Huntley was silent long enough to make her fear that she had annoyed him after all, but when she looked up at him, she saw that he was only deep in thought. It seemed a long time before he turned his gaze toward her, and there was a look in his eyes that she could not decipher when he did. It was gone seconds later, replaced by a rueful gleam.

“It appears likely that I shall have to have another talk with that young man before we are any of us much older,” he said. But for once his tone was not grim. Indeed, Nell thought he sounded much as if he regarded the prospect as a gloomy one.

XII

W
HETHER OR NOT HUNTLEY
did speak to the major, Nell had no way of knowing, but she suspected that he must have done so, for during the week that followed the excursion to the Downs, although she and Rory chanced to meet Major Talcott on more than one occasion, his attentions seemed less particular than those of Rory’s other countless admirers. Huntley made good his promise to escort them whenever Nell pressed him to do so, and as time passed, she found that less and less persuasion was necessary. Indeed, he had a tendency to meet them at functions even when she had neglected to request his escort.

The one factor that nearly convinced her that he must have said something to the major, however, was that the latter, unlike the myriad of others, did not pay morning calls in Upper Rock Gardens.

Huntley himself came often, though he spent most of his time conversing with Lady Agnes or Nell. Harry Seton came nearly every day, and so did a number of other fashionable gentlemen. And not all of the others came merely to visit the Lady Aurora. At least two showed a decided preference for her aunt.
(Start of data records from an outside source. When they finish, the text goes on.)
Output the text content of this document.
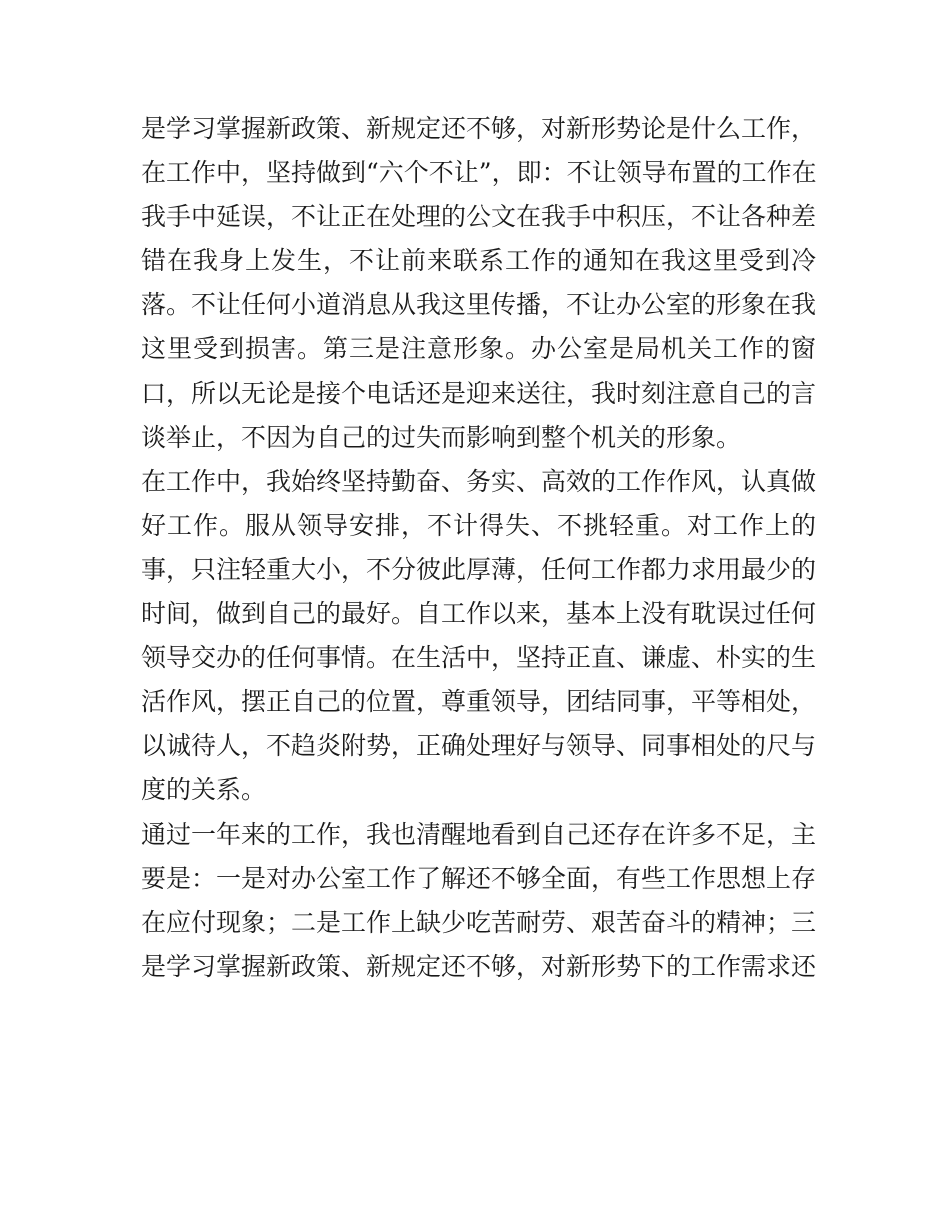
是学习掌握新政策、新规定还不够，对新形势论是什么工作，
在工作中，坚持做到“六个不让”，即：不让领导布置的工作在
我手中延误，不让正在处理的公文在我手中积压，不让各种差
错在我身上发生，不让前来联系工作的通知在我这里受到冷
落。不让任何小道消息从我这里传播，不让办公室的形象在我
这里受到损害。第三是注意形象。办公室是局机关工作的窗
口，所以无论是接个电话还是迎来送往，我时刻注意自己的言
谈举止，不因为自己的过失而影响到整个机关的形象。
在工作中，我始终坚持勤奋、务实、高效的工作作风，认真做
好工作。服从领导安排，不计得失、不挑轻重。对工作上的
事，只注轻重大小，不分彼此厚薄，任何工作都力求用最少的
时间，做到自己的最好。自工作以来，基本上没有耽误过任何
领导交办的任何事情。在生活中，坚持正直、谦虚、朴实的生
活作风，摆正自己的位置，尊重领导，团结同事，平等相处，
以诚待人，不趋炎附势，正确处理好与领导、同事相处的尺与
度的关系。
通过一年来的工作，我也清醒地看到自己还存在许多不足，主
要是：一是对办公室工作了解还不够全面，有些工作思想上存
在应付现象；二是工作上缺少吃苦耐劳、艰苦奋斗的精神；三
是学习掌握新政策、新规定还不够，对新形势下的工作需求还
Some ten days after their excursion to the Downs, the two ladies found themselves entertaining no fewer than six gentlemen callers. Four of these were gathered about the Lady Aurora, nearly overwhelming her with their compliments and maneuverings. But if she hoped for assistance from her aunt, she was to be disappointed. Nell had her hands full.

She was seated upon the low sofa in the window bay, flanked by her two most recent admirers. Upon her right sat Mr. MacElroy, precise to a pin in buff pantaloons, shining Hessians, a gaily embroidered rose-colored waistcoat, and a coat of bottlegreen kerseymere so tight-fitting that it must have necessitated the efforts of at least two hefty footmen as well as his valet to squeeze him into it. His neckcloth was intricately tied and so stiffly starched that he could scarcely move his head. Therefore, he had been forced to sit on the very edge of the settee with his whole body skewed toward Nell in order to converse with her.

Her other visitor, by comparison, was relaxed to a point that her father would certainly have castigated as behavior unbecoming a gentleman. He was Sir Thomas Maitherstone, who, somewhat to Nell’s dismay, had proclaimed himself a poet and requested her permission to dedicate his latest set of odes to her beauty. Sir Thomas had presented himself in Upper Rock Gardens attired in a loose-fitting drab coat, buckskin breeches, riding boots, and—worst of all—with a checkered handkerchief knotted around his thin neck. His appearance was such, in fact, that Pavingham had declined to show him into the drawing room without first seeking permission from Nell. She had granted it willingly, for Sir Thomas amused her, but she could scarcely help being startled by his appearance.